O ex-barman, claro, obvio, desconfiou da atitude do moreno, até o observou por alguns segundos, mas logo teve sua atenção totalmente tomada novamente pelo filme que havia voltado. Estava perto do fim da historia, seu coração estava até batendo mais rápido devido as cenas decisivas que estavam passando na tela.

Izaya prontamente pesquisou em seu celular sobre o filme que Shizuo estava assistindo. Leu rapidamente a sinopse da trama e depois o enredo completo. Sorriu, admirado. Esta obra cinematográfica tinha como plot basicamente o fardo que Shizuo tinha que carregar devido a sua força e sua relação melosa e extremamente protetora em relação a Kasuka. Incrível! Como um filme da Disney pudia ser tão certeiro assim em relação ao loiro? A existência de Shizuo realmente era uma acontecimento a parte na historia do planeta. Estes foram alguns dos pensamentos que rondavam a mente do informante de Shinjuku.

Shizuo sentiu seus olhos marejarem quando viu a irmã mais nova se sacrificando pela mais velha. O nome do seu irmão escapou bem baixo dos seus lábios ainda em reflexo pela cena assistida. Izaya foi tirado dos seus devaneios naquele momento, quando ouviu aquele sussurro quase inaudível, passou a observar discreto as reações do loiro a partir dai.

Observou que as mãos do guarda-costa estavam cravadas em suas cochas, sua respiração estava um pouco descompassada e que ele mal piscava os olhos atento a cada ato do filme. Em um momento repentino, viu o loiro prender a respiração, apressou-se para distinguir em que momento estaria a historia a qual conhecia todo o enredo agora, constatou que era o momento que o amor fraterno vencia tudo. Mais que rapidamente voltou sua atenção ao loiro.

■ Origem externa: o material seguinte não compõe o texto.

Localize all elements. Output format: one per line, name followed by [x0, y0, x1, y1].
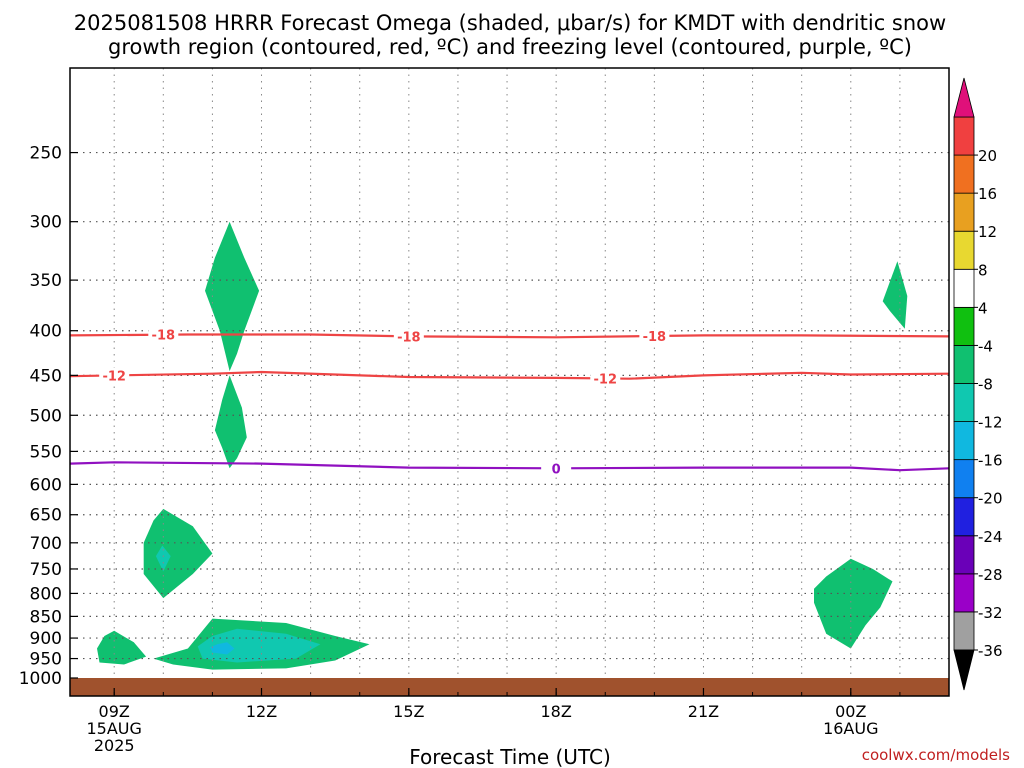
contour-label: -12 [594, 372, 618, 387]
y-tick-label: 450 [30, 366, 62, 386]
colorbar-tick-label: -8 [978, 376, 993, 394]
colorbar-segment [953, 573, 975, 613]
y-tick-label: 400 [30, 322, 62, 342]
y-tick-label: 250 [30, 144, 62, 164]
y-tick-label: 650 [30, 506, 62, 526]
plot-frame [69, 67, 950, 697]
colorbar-segment [953, 459, 975, 499]
x-tick-label: 16AUG [823, 719, 878, 738]
contour-label-bg [541, 460, 572, 477]
omega-region [214, 375, 247, 469]
x-tick-label: 12Z [246, 702, 277, 721]
colorbar-tick-label: -4 [978, 337, 993, 355]
contour-label: -18 [152, 329, 176, 344]
omega-region [482, 607, 589, 665]
colorbar-tick-label: 20 [978, 147, 997, 165]
colorbar-tick-label: 8 [978, 261, 988, 279]
temperature-contours: -18 -18 -18 -12 -12 0 [69, 326, 950, 477]
y-tick-label: 950 [30, 650, 62, 670]
colorbar: -36 -32 -28 -24 -20 -16 -12 -8 -4 4 8 12 16 20 [953, 77, 1003, 691]
x-tick-label: 00Z [835, 702, 866, 721]
contour-label: -18 [643, 330, 667, 345]
y-tick-label: 300 [30, 213, 62, 233]
colorbar-arrow-top [953, 77, 975, 118]
contour-label-bg [393, 328, 424, 345]
colorbar-segment [953, 230, 975, 270]
y-tick-label: 500 [30, 406, 62, 426]
omega-region [97, 630, 147, 665]
contour-line [69, 333, 950, 339]
colorbar-tick-label: -28 [978, 566, 1003, 584]
y-tick-label: 700 [30, 534, 62, 554]
y-tick-label: 850 [30, 607, 62, 627]
omega-region [143, 508, 213, 599]
x-tick-label: 09Z [99, 702, 130, 721]
omega-region [882, 261, 908, 329]
grid-lines [70, 68, 949, 696]
colorbar-tick-label: -12 [978, 414, 1003, 432]
surface-ground [70, 678, 949, 696]
chart-title-line-1: 2025081508 HRRR Forecast Omega (shaded, … [74, 11, 946, 35]
omega-region [197, 628, 321, 663]
contour-label: 0 [552, 462, 561, 477]
y-tick-label: 1000 [19, 669, 62, 689]
y-tick-label: 800 [30, 584, 62, 604]
colorbar-tick-label: 4 [978, 299, 988, 317]
x-tick-label: 21Z [688, 702, 719, 721]
colorbar-segment [953, 268, 975, 308]
colorbar-segment [953, 306, 975, 346]
omega-region [605, 519, 652, 589]
colorbar-tick-label: -24 [978, 528, 1003, 546]
omega-regions [97, 221, 949, 670]
colorbar-segment [953, 611, 975, 651]
omega-region [779, 257, 812, 307]
colorbar-segment [953, 497, 975, 537]
x-tick-label: 2025 [94, 736, 135, 755]
contour-label: -12 [102, 369, 126, 384]
colorbar-segment [953, 345, 975, 384]
y-tick-label: 350 [30, 271, 62, 291]
colorbar-segment [953, 535, 975, 575]
omega-region [899, 611, 949, 664]
x-axis-label: Forecast Time (UTC) [409, 745, 611, 768]
contour-label-bg [639, 328, 670, 345]
colorbar-segment [953, 383, 975, 422]
x-tick-label: 15AUG [86, 719, 141, 738]
omega-region [155, 545, 171, 572]
omega-region [814, 558, 893, 649]
colorbar-segment [953, 154, 975, 194]
colorbar-tick-label: -36 [978, 642, 1003, 660]
y-tick-label: 550 [30, 442, 62, 462]
y-axis: 2503003504004505005506006507007508008509… [19, 144, 78, 689]
colorbar-segment [953, 116, 975, 156]
plot-background [70, 68, 949, 696]
plot-area: -18 -18 -18 -12 -12 0 [69, 67, 950, 697]
colorbar-segment [953, 192, 975, 232]
omega-region [210, 642, 235, 655]
colorbar-tick-label: 12 [978, 223, 997, 241]
contour-label-bg [99, 367, 130, 384]
contour-label-bg [590, 370, 621, 387]
omega-region [205, 221, 260, 372]
y-tick-label: 600 [30, 475, 62, 495]
contour-label-bg [148, 326, 179, 343]
colorbar-tick-label: -16 [978, 452, 1003, 470]
x-tick-label: 18Z [540, 702, 571, 721]
credit-text: coolwx.com/models [862, 746, 1010, 764]
contour-label: -18 [397, 330, 421, 345]
y-tick-label: 900 [30, 629, 62, 649]
colorbar-arrow-bottom [953, 649, 975, 691]
x-tick-label: 15Z [393, 702, 424, 721]
colorbar-segment [953, 421, 975, 461]
chart-title-line-2: growth region (contoured, red, ºC) and f… [108, 35, 912, 59]
colorbar-tick-label: -32 [978, 604, 1003, 622]
y-tick-label: 750 [30, 560, 62, 580]
colorbar-tick-label: -20 [978, 490, 1003, 508]
colorbar-tick-label: 16 [978, 185, 997, 203]
omega-region [791, 638, 812, 665]
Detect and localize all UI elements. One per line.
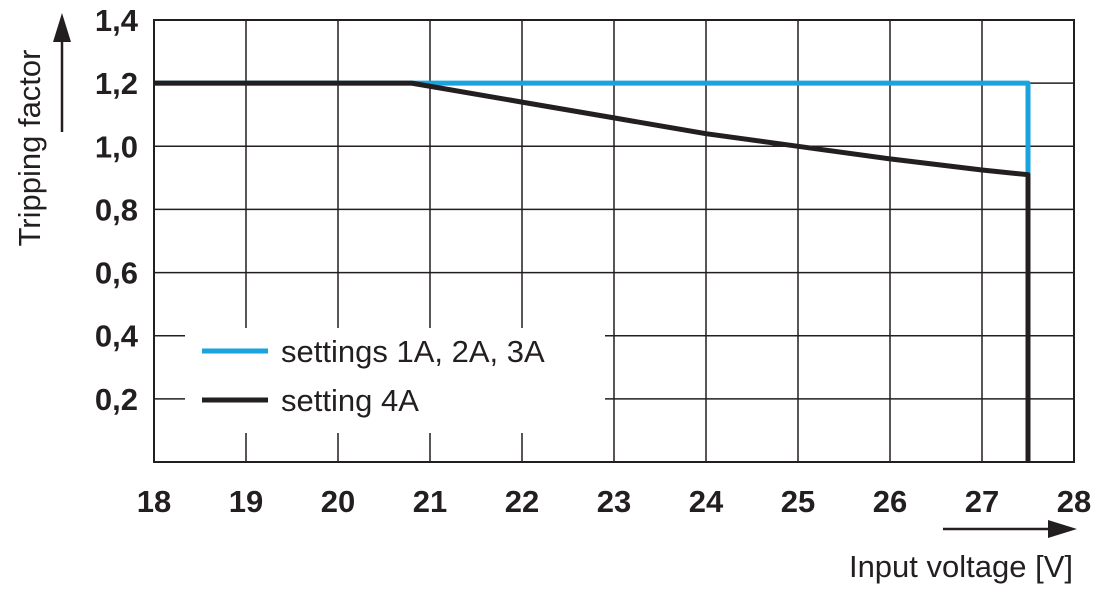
x-tick-label-20: 20 <box>321 484 355 519</box>
x-axis-title: Input voltage [V] <box>849 549 1073 584</box>
y-axis-title: Tripping factor <box>12 50 47 247</box>
plot-frame <box>153 19 1075 463</box>
series-line-setting-4a <box>154 80 1031 462</box>
y-tick-label-0-2: 0,2 <box>95 382 138 417</box>
axis-titles: Tripping factor Input voltage [V] <box>12 13 1077 584</box>
tick-labels: 18 19 20 21 22 23 24 25 26 27 28 0,2 0,4 0,6 0,8 1,0 1,2… <box>95 3 1091 519</box>
y-tick-label-1-2: 1,2 <box>95 66 138 101</box>
x-tick-label-25: 25 <box>781 484 815 519</box>
x-tick-label-28: 28 <box>1057 484 1091 519</box>
legend-label-setting-4a: setting 4A <box>281 383 419 418</box>
legend-background <box>185 328 605 433</box>
x-tick-label-22: 22 <box>505 484 539 519</box>
series-lines <box>154 80 1031 462</box>
y-tick-label-0-6: 0,6 <box>95 256 138 291</box>
axes <box>153 19 1075 463</box>
y-tick-label-0-4: 0,4 <box>95 319 139 354</box>
x-tick-label-18: 18 <box>137 484 171 519</box>
y-tick-label-1-0: 1,0 <box>95 129 138 164</box>
x-tick-label-19: 19 <box>229 484 263 519</box>
y-tick-label-1-4: 1,4 <box>95 3 139 38</box>
x-tick-label-27: 27 <box>965 484 999 519</box>
x-tick-label-23: 23 <box>597 484 631 519</box>
x-tick-label-26: 26 <box>873 484 907 519</box>
series-line-settings-1a-2a-3a <box>154 80 1031 178</box>
x-axis-arrow-head <box>1048 520 1077 538</box>
y-axis-arrow-head <box>53 13 71 42</box>
x-tick-label-21: 21 <box>413 484 447 519</box>
y-tick-label-0-8: 0,8 <box>95 192 138 227</box>
legend: settings 1A, 2A, 3A setting 4A <box>185 328 605 433</box>
legend-label-settings-1a-2a-3a: settings 1A, 2A, 3A <box>281 334 545 369</box>
x-tick-label-24: 24 <box>689 484 724 519</box>
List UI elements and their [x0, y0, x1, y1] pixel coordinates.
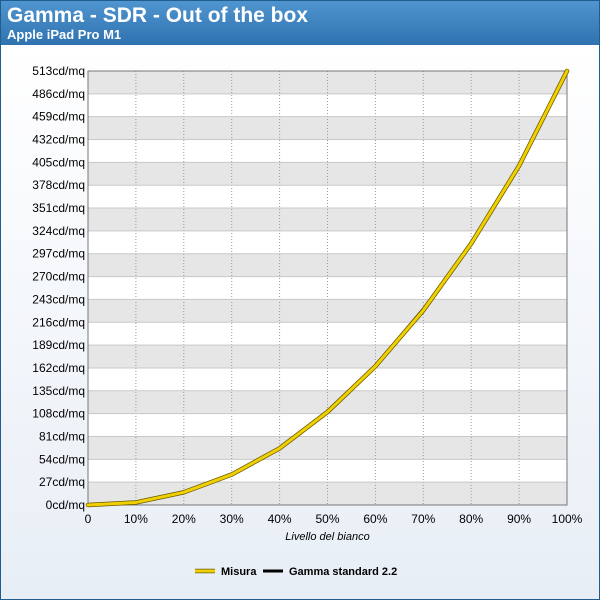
x-tick-label: 80% [459, 512, 483, 526]
plot-band [88, 208, 567, 231]
y-tick-label: 189cd/mq [32, 338, 85, 352]
legend: Misura Gamma standard 2.2 [195, 566, 397, 578]
y-tick-label: 108cd/mq [32, 407, 85, 421]
x-tick-label: 100% [552, 512, 583, 526]
plot-band [88, 482, 567, 505]
legend-item-misura: Misura [195, 566, 257, 578]
y-tick-label: 243cd/mq [32, 292, 85, 306]
x-tick-label: 50% [315, 512, 339, 526]
y-tick-label: 270cd/mq [32, 270, 85, 284]
y-tick-label: 0cd/mq [46, 498, 85, 512]
y-axis-ticks: 0cd/mq 27cd/mq 54cd/mq 81cd/mq 108cd/mq 135cd… [32, 64, 85, 512]
plot-band [88, 390, 567, 414]
plot-border [87, 70, 568, 506]
y-tick-label: 459cd/mq [32, 110, 85, 124]
y-tick-label: 162cd/mq [32, 361, 85, 375]
x-axis-label: Livello del bianco [285, 531, 369, 543]
plot-band [88, 253, 567, 277]
plot-band [88, 367, 567, 391]
series-line-misura [86, 69, 569, 507]
y-tick-label: 513cd/mq [32, 64, 85, 78]
y-tick-label: 81cd/mq [39, 429, 85, 443]
y-tick-label: 351cd/mq [32, 201, 85, 215]
y-tick-label: 405cd/mq [32, 155, 85, 169]
chart-title: Gamma - SDR - Out of the box [7, 4, 309, 27]
y-tick-label: 432cd/mq [32, 133, 85, 147]
plot-band [88, 299, 567, 323]
y-tick-label: 324cd/mq [32, 224, 85, 238]
y-tick-label: 297cd/mq [32, 247, 85, 261]
vertical-gridlines [135, 71, 520, 505]
x-tick-label: 30% [220, 512, 244, 526]
plot-band [88, 185, 567, 209]
horizontal-gridlines [88, 70, 567, 506]
x-tick-label: 60% [363, 512, 387, 526]
y-tick-label: 135cd/mq [32, 384, 85, 398]
x-tick-label: 10% [124, 512, 148, 526]
plot-band [88, 93, 567, 117]
chart-header: Gamma - SDR - Out of the box Apple iPad … [1, 1, 599, 45]
plot-band [88, 139, 567, 163]
plot-band [88, 322, 567, 346]
legend-item-gamma-standard: Gamma standard 2.2 [263, 566, 397, 578]
series-lines [85, 68, 570, 508]
x-tick-label: 20% [172, 512, 196, 526]
x-tick-label: 90% [507, 512, 531, 526]
y-tick-label: 216cd/mq [32, 315, 85, 329]
chart-subtitle: Apple iPad Pro M1 [7, 27, 122, 42]
y-tick-label: 54cd/mq [39, 452, 85, 466]
x-tick-label: 40% [268, 512, 292, 526]
x-tick-label: 70% [411, 512, 435, 526]
x-tick-label: 0 [85, 512, 92, 526]
y-tick-label: 378cd/mq [32, 178, 85, 192]
legend-label: Misura [221, 566, 257, 578]
plot-band [88, 71, 567, 94]
y-tick-label: 486cd/mq [32, 87, 85, 101]
x-axis-ticks: 0 10% 20% 30% 40% 50% 60% 70% 80% 90% 100% [85, 512, 583, 526]
legend-label: Gamma standard 2.2 [289, 566, 397, 578]
y-tick-label: 27cd/mq [39, 475, 85, 489]
plot-band [88, 436, 567, 460]
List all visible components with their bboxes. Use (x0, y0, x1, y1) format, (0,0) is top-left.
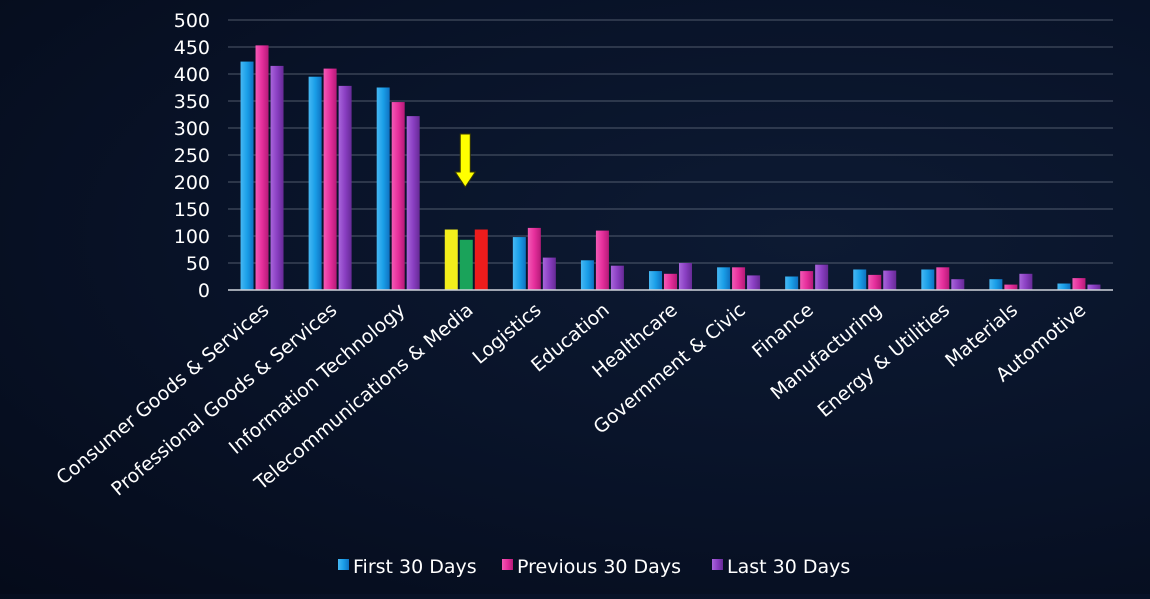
bar-last-30-days (542, 257, 556, 290)
bar-first-30-days (989, 279, 1003, 290)
bar-first-30-days (240, 61, 254, 290)
bar-previous-30-days (323, 68, 337, 290)
bar-first-30-days (717, 267, 731, 290)
bar-last-30-days (474, 229, 488, 290)
legend-label: First 30 Days (353, 556, 477, 578)
bar-last-30-days (270, 65, 284, 291)
bar-first-30-days (512, 237, 526, 290)
arrow-down-icon (454, 133, 477, 188)
annotation (454, 133, 477, 188)
bar-last-30-days (1019, 273, 1033, 290)
y-tick-label: 500 (174, 10, 210, 32)
bar-previous-30-days (1072, 278, 1086, 290)
bar-previous-30-days (868, 274, 882, 290)
bar-first-30-days (444, 229, 458, 290)
legend-item: First 30 Days (338, 556, 477, 578)
bar-previous-30-days (391, 102, 405, 290)
y-axis-tick-labels: 0 50 100 150 200 250 300 350 400 450 500 (174, 10, 210, 302)
legend-swatch (502, 559, 513, 570)
bar-previous-30-days (255, 45, 269, 290)
bar-last-30-days (610, 265, 624, 290)
gridlines (228, 19, 1113, 264)
bar-first-30-days (308, 76, 322, 290)
y-tick-label: 250 (174, 145, 210, 167)
y-tick-label: 400 (174, 64, 210, 86)
y-tick-label: 350 (174, 91, 210, 113)
y-tick-label: 0 (198, 280, 210, 302)
bar-first-30-days (785, 276, 799, 290)
y-tick-label: 450 (174, 37, 210, 59)
legend-swatch (338, 559, 349, 570)
y-tick-label: 300 (174, 118, 210, 140)
bar-last-30-days (883, 270, 897, 290)
y-tick-label: 100 (174, 226, 210, 248)
y-tick-label: 200 (174, 172, 210, 194)
legend-label: Previous 30 Days (517, 556, 681, 578)
bar-previous-30-days (1004, 284, 1018, 290)
legend-item: Last 30 Days (712, 556, 850, 578)
bar-previous-30-days (936, 267, 950, 290)
legend: First 30 Days Previous 30 Days Last 30 Day… (338, 556, 850, 578)
bar-last-30-days (815, 264, 829, 290)
bar-first-30-days (580, 260, 594, 290)
bar-last-30-days (951, 279, 965, 290)
bar-last-30-days (679, 263, 692, 290)
bar-last-30-days (338, 85, 352, 290)
bar-first-30-days (921, 269, 935, 290)
legend-swatch (712, 559, 723, 570)
bar-last-30-days (406, 116, 420, 291)
bar-last-30-days (1087, 284, 1101, 290)
bar-previous-30-days (664, 273, 677, 290)
y-tick-label: 150 (174, 199, 210, 221)
bar-first-30-days (376, 87, 390, 290)
bars (240, 45, 1101, 291)
bar-previous-30-days (800, 271, 814, 290)
legend-item: Previous 30 Days (502, 556, 681, 578)
bar-last-30-days (747, 275, 761, 290)
bar-previous-30-days (527, 227, 541, 290)
y-tick-label: 50 (186, 253, 210, 275)
legend-label: Last 30 Days (727, 556, 850, 578)
bar-previous-30-days (459, 239, 473, 290)
bar-first-30-days (649, 271, 662, 290)
bar-first-30-days (1057, 283, 1071, 290)
bar-previous-30-days (732, 267, 746, 290)
bar-previous-30-days (595, 230, 609, 290)
bar-first-30-days (853, 269, 867, 290)
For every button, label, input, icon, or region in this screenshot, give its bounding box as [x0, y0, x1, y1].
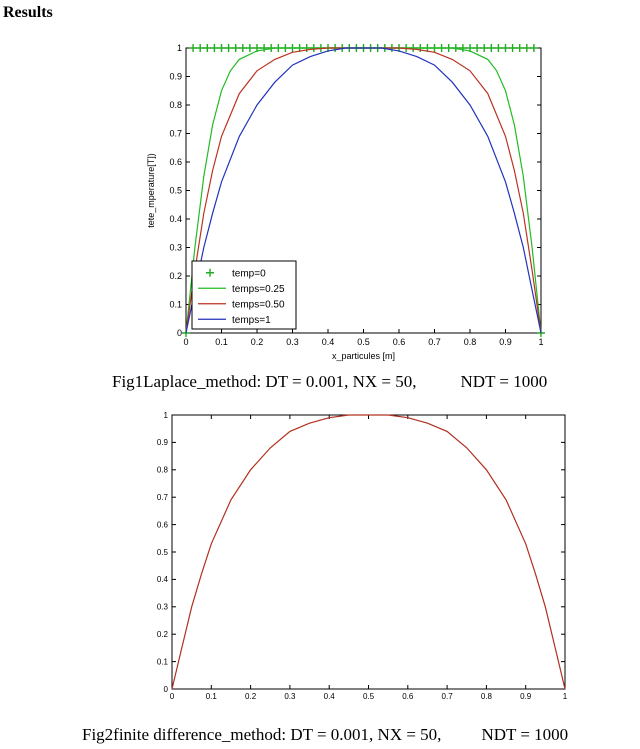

Assim que viu o semblante do ex-barman, os olhos de Orihara arregalaram-se levemente. Havia percebido que o loiro estava muito, totalmente, envolvido com o filme, mas não achou que chegaria a tanto. Os olhos do loiro derramavam lágrimas grossas, seu rosto estava vermelho e tinha um pequeno sorriso, discreto, nos lábios.

Limpou as lágrimas rapidamente quando lembrou que Izaya estava ali. "Puta merda! Chorei na frente do Izaya! To perdido, acabado!" pensou, sem encarar o informante. Terminou de ver as cenas finais do final feliz do filme e desligou a tevê assim que os créditos passaram a rolar pela tela.

Virou-se para o informante que permanecia quieto fitando o celular em mãos. Izaya estava utilizando de seu inigualável autocontrole para continuar ali encenando. O loiro apenas suspirou e encarou o rosto do informante — Pode rir. — disse curto e direto.

O moreno até tentou segurar, mas acabou soltando uma risada. A tensão do momento presente estava sendo muito mais cômica na opinião do informante, do que ver Shizuo chorando por um filme destinado a crianças. O loiro apenas revirou os olhos com indiferença e já ia levantar do sofá quando sentiu a mão do informante em sua camisa.

– Não estou rindo pelo seu choro, estou rindo pela situação que você me colocou — Orihara disse sincero e pratico. Shizuo o olhou sem entender muito bem na hora, mas depois entendeu o que o informante queria dizer com aquela frase.

Izaya, sem saber muito bem o que fazer, abraçou o corpo do ex-barman com algum carinho. Respeitava o loiro e mesmo tirando sarro mais tarde sobre aquilo, entendeu perfeitamente o porque da emoção do guarda-costa assistindo aquele filme.

Shizuo ficou muito surpreso com aquele apoio vindo do informante, o abraçou de volta ainda sem acreditar no que estava acontecendo ali. "Você é mesmo uma gracinha, Shizu-chan" foi o que Izaya pensou quando percebeu o rubor no rosto do loiro, quando este segurou seu rosto para beijá-lo.

Foi está situação que inspirou o informante a, mais tarde, planejar a surpresa para Shizuo e Kasuka no aniversario de vinte e oito anos do loiro.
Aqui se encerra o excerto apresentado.